The instrumental work, on the other hand, is classic Shimomura. Great ambient backdrops and an excellent piano-centric score all around. This is her darkest work that I know of; easily darker than anything from Mana or Kingdom Hearts. The repeated use of key melodic themes (Aya’s, Eve’s, the game’s main theme) helps solidify these melodic strains for the player/listener. It is quite effective.
Also, for those who are disappointed by the ultra-synthy voice in the opera, there’s a bonus track at the end with a real woman singing the opera (done for the TV commercial). You’ll not want to miss it. It’s good!
Now then, to Parasite Eve II. This was Mizuta-san’s first work with Square. Like Shimomura before him, he came over to Square after doing a few selected soundtracks with Capcom’s “Alph Lyla” sound team. The composer is now best-known for is continuous work on Final Fantasy XI and its many expansions, as well as his impressive contributions to Final Fantasy XIII-2. This early soundtrack of his was panned by many fans of the time, most of whom wanted more of Shimomura’s style and instead got a lot of ambient stuff.
However, in retrospect, I think this is a pretty strong soundtrack. Sure, there are whole songs that sound like nothing more than a refrigerator or washing machine running in the background.
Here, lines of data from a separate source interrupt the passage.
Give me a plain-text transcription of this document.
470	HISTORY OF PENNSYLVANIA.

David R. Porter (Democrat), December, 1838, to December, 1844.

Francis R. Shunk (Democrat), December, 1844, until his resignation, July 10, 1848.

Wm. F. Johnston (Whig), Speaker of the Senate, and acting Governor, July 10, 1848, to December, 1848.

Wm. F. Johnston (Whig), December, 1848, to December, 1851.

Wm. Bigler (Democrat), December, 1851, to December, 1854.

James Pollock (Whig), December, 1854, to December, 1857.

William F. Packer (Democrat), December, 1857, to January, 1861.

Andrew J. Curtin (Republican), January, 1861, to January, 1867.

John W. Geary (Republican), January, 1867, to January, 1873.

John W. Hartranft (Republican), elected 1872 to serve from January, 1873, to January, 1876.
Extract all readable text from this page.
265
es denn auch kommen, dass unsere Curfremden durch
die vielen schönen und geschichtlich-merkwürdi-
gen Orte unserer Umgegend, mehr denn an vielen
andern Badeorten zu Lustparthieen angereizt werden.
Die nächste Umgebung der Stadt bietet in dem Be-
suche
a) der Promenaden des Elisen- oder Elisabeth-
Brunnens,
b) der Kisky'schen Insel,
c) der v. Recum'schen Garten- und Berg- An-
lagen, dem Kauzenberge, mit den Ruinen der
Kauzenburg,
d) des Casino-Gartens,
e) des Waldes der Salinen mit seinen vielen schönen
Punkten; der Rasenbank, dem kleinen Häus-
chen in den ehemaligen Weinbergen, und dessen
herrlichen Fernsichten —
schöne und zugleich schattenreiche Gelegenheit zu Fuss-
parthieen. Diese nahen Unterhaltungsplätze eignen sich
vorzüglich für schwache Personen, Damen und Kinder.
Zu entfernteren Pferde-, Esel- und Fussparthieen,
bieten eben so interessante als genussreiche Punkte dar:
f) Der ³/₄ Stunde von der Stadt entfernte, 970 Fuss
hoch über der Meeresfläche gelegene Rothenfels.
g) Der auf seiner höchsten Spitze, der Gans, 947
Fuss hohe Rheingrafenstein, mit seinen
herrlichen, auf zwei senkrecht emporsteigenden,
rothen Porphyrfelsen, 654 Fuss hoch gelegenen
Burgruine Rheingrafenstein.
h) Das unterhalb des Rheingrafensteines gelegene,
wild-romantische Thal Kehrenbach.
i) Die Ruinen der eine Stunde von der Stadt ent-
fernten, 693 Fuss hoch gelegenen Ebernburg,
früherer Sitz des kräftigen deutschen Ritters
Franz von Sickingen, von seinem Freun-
But for every one of those, there are two or three songs that are full of tonality.
And while, yes, some of the best tracks are those that Mizuta reworked from Shimomura (the first three tracks of disc three, for example), Mizuta contributes some great “genre” tunes of his own. Plenty of horror/suspense stuff, but also some great lounge jazz, gritty Western (for the desert area), and then some really neat stuff for the end museum that isn’t far off from Jurassic Park (which fits, given the final dungeon’s similarities).
In sum, when putting these two soundtracks together, I find them more enjoyable than The 3rd Birthday OST. The same can be said of the games: one and two trump three. By quite a bit, in fact. But that’s just one man’s opinion.